No need for us to rehash here what has been a brutal year from a security perspective. California continues to make incremental – and controversial – changes to its data breach notification and data security laws, and it remains to be seen if other states will follow suit.

AB 1710: To give credit monitoring or not, that is the question.

Taking effect January 1 are the amendments set forth in AB 1710 (about which we previously posted) that:

  1. require that businesses that “maintain” personal information about California residents implement and maintain reasonable security measures to protect residents’ personal information;
  2. prohibit the sale, advertisement, or offer to sell an individual’s Social Security number (“SSN”); and
  3. (confusingly) require that, “[i]f the person or business providing the notification was the source of the breach, an offer to provide appropriate identity theft prevention and mitigation services, if any, shall be provided at no cost to the affected person for not less than 12 months, along with all information necessary to take advantage of the offer to any person whose information was or may have been breached if the breach exposed or may have exposed” an SSN or driver’s license number.

AB 1755: On your marks, get set [breathe deeply], notify!

As we recently wrote, this law amends section 1280.15 of the Health & Safety Code so that a clinic, health facility, home health agency, or hospice licensed by the State Department of Public Health now has 15 business days, instead of only five, to notify the affected patients and the Department of unauthorized access to, or disclosure of, a patient’s medical information.


SB 828: Fallout continues from the Snowden affair.

The law, codified at Government Code section 7599, prohibits the State of California from providing “material support, participation, or assistance in response to a request from a federal agency or employee of a federal agency to collect stored information or metadata of any person if the state has actual knowledge that the request constitutes an illegal collection of electronically stored information or metadata.”

AB 2306: It’s making California a more private place (well, if paparazzi follow you around).

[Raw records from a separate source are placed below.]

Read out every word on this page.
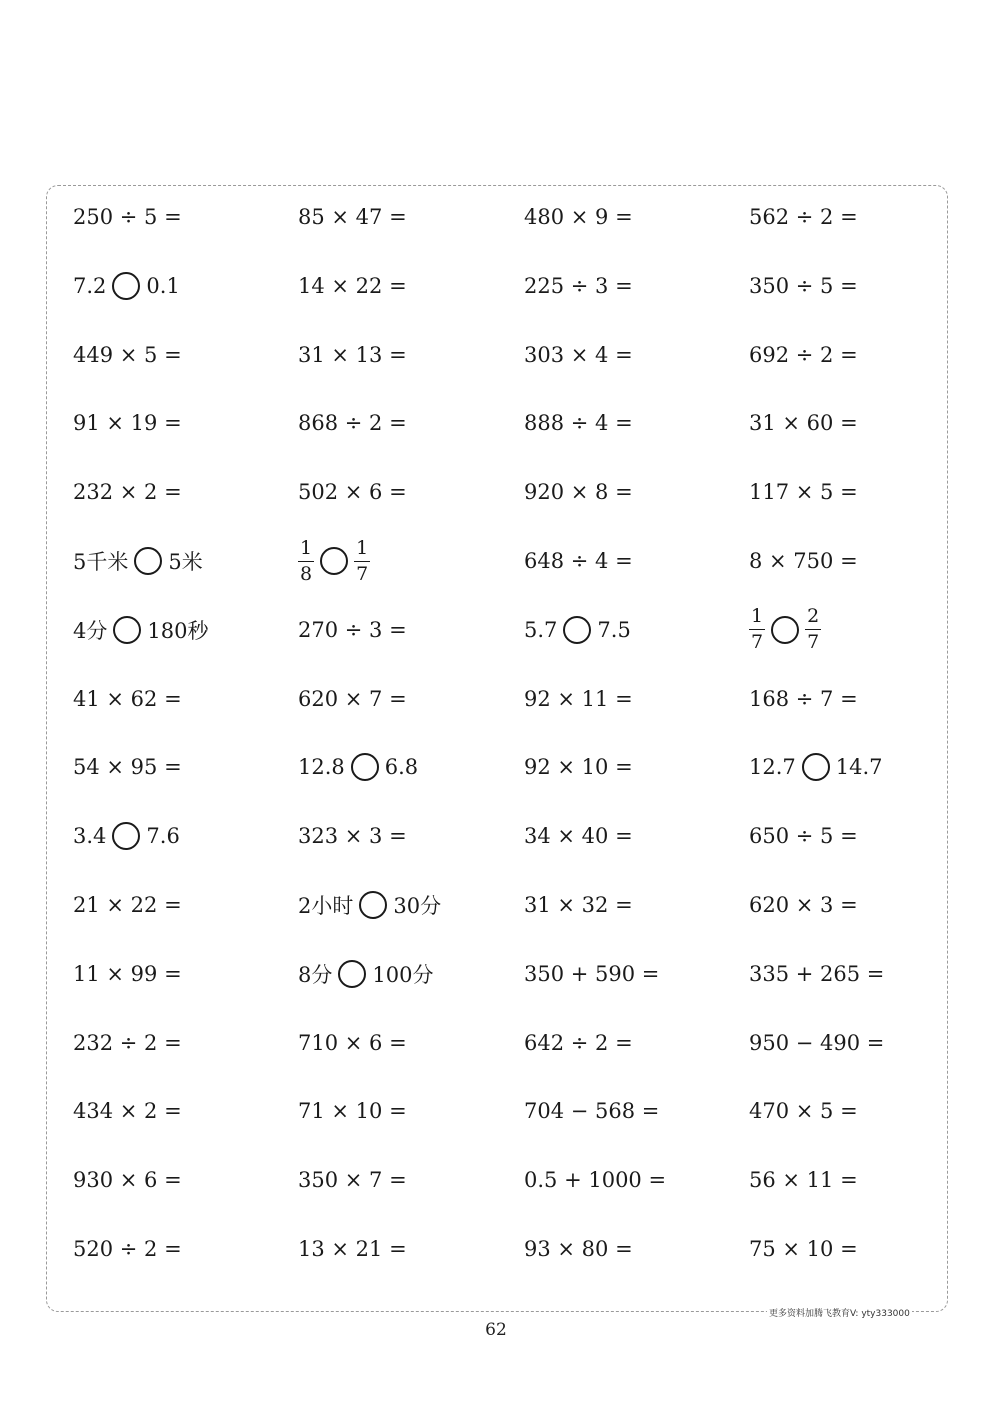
250 ÷ 5 =	85 × 47 =	480 × 9 =	562 ÷ 2 =
7.2 0.1	14 × 22 =	225 ÷ 3 =	350 ÷ 5 =
449 × 5 =	31 × 13 =	303 × 4 =	692 ÷ 2 =
91 × 19 =	868 ÷ 2 =	888 ÷ 4 =	31 × 60 =
232 × 2 =	502 × 6 =	920 × 8 =	117 × 5 =
5千米 5米	$\frac{1}{8} \frac{1}{7}$	648 ÷ 4 =	8 × 750 =
4分 180秒	270 ÷ 3 =	5.7 7.5	$\frac{1}{7} \frac{2}{7}$
41 × 62 =	620 × 7 =	92 × 11 =	168 ÷ 7 =
54 × 95 =	12.8 6.8	92 × 10 =	12.7 14.7
3.4 7.6	323 × 3 =	34 × 40 =	650 ÷ 5 =
21 × 22 =	2小时 30分	31 × 32 =	620 × 3 =
11 × 99 =	8分 100分	350 + 590 =	335 + 265 =
232 ÷ 2 =	710 × 6 =	642 ÷ 2 =	950 − 490 =
434 × 2 =	71 × 10 =	704 − 568 =	470 × 5 =
930 × 6 =	350 × 7 =	0.5 + 1000 =	56 × 11 =
520 ÷ 2 =	13 × 21 =	93 × 80 =	75 × 10 =
更多资料加腾飞教育V: yty333000
62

This bill expands existing law imposing liability for constructive invasion of privacy. AB 2306 removes the existing limitation that a person must use a visual or auditory enhancing device in order to be liable for a constructive invasion of privacy. Liability may now be imposed regardless of the type of device used to attempt to capture, in a manner that is offensive to a reasonable person, any type of visual image, sound recording, or other physical impression of another person engaging in a personal or familial activity under circumstances in which the other person had a reasonable expectation of privacy.

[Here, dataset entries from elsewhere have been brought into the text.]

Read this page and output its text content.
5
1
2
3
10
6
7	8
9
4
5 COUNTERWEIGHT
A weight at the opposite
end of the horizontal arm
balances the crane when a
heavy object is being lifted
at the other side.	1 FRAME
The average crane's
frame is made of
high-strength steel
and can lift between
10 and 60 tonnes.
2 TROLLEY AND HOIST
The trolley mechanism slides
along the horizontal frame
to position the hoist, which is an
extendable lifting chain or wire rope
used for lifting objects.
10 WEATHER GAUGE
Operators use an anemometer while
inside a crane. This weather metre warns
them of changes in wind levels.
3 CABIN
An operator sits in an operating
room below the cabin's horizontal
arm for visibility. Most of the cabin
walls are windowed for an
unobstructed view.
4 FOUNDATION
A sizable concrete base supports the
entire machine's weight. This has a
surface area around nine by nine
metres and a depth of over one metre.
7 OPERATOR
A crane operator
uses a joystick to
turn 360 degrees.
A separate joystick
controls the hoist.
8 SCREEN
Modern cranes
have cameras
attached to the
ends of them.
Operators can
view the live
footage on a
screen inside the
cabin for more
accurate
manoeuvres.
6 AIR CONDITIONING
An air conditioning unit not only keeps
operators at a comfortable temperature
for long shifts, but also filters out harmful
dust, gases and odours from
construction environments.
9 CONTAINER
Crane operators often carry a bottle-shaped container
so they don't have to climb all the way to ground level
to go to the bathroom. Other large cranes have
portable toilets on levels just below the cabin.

SB 1255: Put down the mobile phone and slowly step away from the naked selfies.

The bill amends Penal Code section 647 to define as disorderly conduct the intentional distribution of an image of another person’s intimate body parts or depicting engagement in specified sexual acts under circumstances in which the persons agree or understand that the image(s) remain private; the person distributing the image knows or should have known that distribution of the image will cause serious emotional distress; and the person depicted suffers that distress.